Hare Krishnas in the former capital of Bolshevism

So I was walking down the street in Moscow Monday when my new aquaintence Testa, an ethnic Indian now studying in here, pointed out the Hare Krishna temple near Khodinko Field.  The “temple” was actually a combination of trailers and other temporary housing in the kind of makeshift structure elementary schools put up after a natural catastrophe.  Only in this case, the catastrophe was caused by the Russian Orthodox church and the stolid workings of the government bureaucracy.

Russian Hare Krishna followers have been trying to build a temple here for years but have run into opposition from the government, which sympathizes with the Russian Orthodox Church as the traditional national faith.  I was told that now most of the bureaucratic hurdles have finally been cleared and a real temple will soon be built.

We decided to check out the temple and wound up seated in a circle around a Russian devotee who lulled us into a stupor with his gentle religious entreaties and philosophical musings.  “Religion without philosophy is fanatacism,” he began (in Russian), “and philosophy without religion is empty words.”

We finished up the lovefest by singing the Maha Mantra and eating coconut baked goods.

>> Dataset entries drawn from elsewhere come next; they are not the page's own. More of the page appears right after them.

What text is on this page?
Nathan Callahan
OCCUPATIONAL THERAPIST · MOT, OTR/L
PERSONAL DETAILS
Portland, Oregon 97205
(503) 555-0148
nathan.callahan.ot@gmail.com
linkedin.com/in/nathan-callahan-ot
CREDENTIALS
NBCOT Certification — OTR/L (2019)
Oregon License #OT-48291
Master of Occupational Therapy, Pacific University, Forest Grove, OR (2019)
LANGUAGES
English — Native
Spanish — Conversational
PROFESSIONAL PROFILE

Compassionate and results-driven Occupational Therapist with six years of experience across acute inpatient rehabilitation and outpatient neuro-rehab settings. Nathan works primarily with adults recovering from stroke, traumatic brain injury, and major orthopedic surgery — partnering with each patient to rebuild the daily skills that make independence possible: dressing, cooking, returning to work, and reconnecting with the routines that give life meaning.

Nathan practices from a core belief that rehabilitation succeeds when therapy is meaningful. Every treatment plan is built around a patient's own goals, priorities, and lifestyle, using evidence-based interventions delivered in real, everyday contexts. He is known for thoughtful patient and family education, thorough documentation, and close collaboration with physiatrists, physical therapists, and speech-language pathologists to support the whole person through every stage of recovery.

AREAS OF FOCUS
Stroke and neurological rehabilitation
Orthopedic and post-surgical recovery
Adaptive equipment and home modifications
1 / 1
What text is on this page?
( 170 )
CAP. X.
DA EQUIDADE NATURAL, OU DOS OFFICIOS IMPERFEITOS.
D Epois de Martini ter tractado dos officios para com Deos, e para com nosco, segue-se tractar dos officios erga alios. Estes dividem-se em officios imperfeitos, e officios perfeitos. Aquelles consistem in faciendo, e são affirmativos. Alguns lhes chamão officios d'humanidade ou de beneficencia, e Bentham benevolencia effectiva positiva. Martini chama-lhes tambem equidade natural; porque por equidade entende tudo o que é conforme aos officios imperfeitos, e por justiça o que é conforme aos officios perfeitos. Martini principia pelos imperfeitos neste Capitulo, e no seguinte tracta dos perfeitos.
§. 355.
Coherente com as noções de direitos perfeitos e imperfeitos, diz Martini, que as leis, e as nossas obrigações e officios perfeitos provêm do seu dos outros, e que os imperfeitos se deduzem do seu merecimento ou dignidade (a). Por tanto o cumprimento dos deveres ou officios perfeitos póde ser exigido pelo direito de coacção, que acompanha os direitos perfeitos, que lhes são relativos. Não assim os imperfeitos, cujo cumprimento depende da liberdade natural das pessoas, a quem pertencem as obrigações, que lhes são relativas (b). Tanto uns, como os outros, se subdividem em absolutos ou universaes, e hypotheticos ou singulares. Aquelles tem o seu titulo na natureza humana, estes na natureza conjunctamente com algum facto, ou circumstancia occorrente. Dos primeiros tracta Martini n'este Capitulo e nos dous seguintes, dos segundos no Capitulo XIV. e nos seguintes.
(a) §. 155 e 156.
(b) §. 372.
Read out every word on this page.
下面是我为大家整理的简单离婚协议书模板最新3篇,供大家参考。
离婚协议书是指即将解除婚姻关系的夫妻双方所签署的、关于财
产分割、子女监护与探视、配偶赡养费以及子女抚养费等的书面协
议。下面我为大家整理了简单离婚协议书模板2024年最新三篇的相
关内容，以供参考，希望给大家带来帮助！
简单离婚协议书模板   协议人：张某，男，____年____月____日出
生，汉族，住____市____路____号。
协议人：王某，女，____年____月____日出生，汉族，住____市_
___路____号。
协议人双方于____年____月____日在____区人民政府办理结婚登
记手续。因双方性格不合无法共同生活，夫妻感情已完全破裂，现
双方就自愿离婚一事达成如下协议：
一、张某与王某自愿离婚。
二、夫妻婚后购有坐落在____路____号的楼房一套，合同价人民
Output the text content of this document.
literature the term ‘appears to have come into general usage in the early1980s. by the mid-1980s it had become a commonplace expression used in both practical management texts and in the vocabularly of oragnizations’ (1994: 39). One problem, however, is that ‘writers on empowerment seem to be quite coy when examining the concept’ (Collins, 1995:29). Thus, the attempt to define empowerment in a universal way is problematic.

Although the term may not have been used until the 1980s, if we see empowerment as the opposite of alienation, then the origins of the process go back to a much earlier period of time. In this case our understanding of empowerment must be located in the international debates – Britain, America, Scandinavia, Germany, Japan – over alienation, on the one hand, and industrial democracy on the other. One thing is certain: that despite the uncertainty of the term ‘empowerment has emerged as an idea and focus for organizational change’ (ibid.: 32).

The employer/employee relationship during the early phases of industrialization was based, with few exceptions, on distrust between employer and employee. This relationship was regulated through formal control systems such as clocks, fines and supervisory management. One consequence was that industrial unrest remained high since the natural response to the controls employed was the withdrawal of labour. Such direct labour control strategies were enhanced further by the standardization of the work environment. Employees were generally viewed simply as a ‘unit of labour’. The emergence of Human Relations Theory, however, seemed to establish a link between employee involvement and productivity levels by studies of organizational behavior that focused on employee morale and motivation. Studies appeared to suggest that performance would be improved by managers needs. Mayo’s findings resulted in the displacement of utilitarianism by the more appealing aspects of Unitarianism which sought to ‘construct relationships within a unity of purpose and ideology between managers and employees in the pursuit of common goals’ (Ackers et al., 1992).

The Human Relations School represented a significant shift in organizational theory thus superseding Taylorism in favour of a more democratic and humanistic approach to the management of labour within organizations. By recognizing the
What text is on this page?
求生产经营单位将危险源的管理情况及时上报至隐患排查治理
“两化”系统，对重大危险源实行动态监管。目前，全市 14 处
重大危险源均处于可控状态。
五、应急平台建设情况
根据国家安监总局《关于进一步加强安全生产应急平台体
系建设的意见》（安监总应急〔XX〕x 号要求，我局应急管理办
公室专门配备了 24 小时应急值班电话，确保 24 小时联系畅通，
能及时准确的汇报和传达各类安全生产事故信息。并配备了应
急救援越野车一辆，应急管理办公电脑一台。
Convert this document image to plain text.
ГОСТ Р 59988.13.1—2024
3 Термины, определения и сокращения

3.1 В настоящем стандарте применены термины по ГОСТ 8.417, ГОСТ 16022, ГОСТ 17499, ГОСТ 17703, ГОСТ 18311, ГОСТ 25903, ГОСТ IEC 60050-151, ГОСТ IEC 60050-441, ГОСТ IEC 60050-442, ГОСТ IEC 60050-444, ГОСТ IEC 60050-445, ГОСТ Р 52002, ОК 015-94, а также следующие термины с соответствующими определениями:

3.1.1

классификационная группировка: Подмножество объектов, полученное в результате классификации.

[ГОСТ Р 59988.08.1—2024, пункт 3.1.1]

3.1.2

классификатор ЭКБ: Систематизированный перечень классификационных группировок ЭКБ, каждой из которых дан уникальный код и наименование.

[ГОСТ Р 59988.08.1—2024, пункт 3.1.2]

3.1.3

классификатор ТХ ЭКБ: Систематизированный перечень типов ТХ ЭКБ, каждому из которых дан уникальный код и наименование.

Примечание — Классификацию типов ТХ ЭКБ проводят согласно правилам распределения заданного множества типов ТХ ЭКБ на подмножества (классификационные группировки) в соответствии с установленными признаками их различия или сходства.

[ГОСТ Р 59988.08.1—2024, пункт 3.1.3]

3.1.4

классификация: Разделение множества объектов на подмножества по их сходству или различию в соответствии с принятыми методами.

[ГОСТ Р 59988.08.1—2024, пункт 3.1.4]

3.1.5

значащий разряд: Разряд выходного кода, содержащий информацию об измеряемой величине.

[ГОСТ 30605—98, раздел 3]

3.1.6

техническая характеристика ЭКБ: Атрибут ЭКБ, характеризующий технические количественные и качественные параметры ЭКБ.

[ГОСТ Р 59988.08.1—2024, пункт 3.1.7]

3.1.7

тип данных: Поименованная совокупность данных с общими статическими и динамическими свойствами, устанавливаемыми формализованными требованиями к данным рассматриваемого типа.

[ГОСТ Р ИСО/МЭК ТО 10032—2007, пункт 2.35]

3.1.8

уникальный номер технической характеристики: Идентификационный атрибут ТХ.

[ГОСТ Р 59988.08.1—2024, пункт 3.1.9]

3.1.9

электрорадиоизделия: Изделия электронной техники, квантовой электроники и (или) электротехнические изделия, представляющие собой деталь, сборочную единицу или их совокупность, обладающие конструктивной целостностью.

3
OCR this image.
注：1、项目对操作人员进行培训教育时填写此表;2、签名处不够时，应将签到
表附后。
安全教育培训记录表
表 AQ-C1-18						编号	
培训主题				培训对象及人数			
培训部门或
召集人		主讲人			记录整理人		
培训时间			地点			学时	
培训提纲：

No converts were made that day, but I do have to respect the Russian Hare Krishnas, who are still trucking after years of Soviet, and now Russian, government oppression.  Since Russian Orthodox is now becoming a de facto state religion due to the happy cohesion of its anti-Protestant direction with the government’s anti-Western streak, I’m all for anything that will prick the little toe of the Russian Orthodox giant.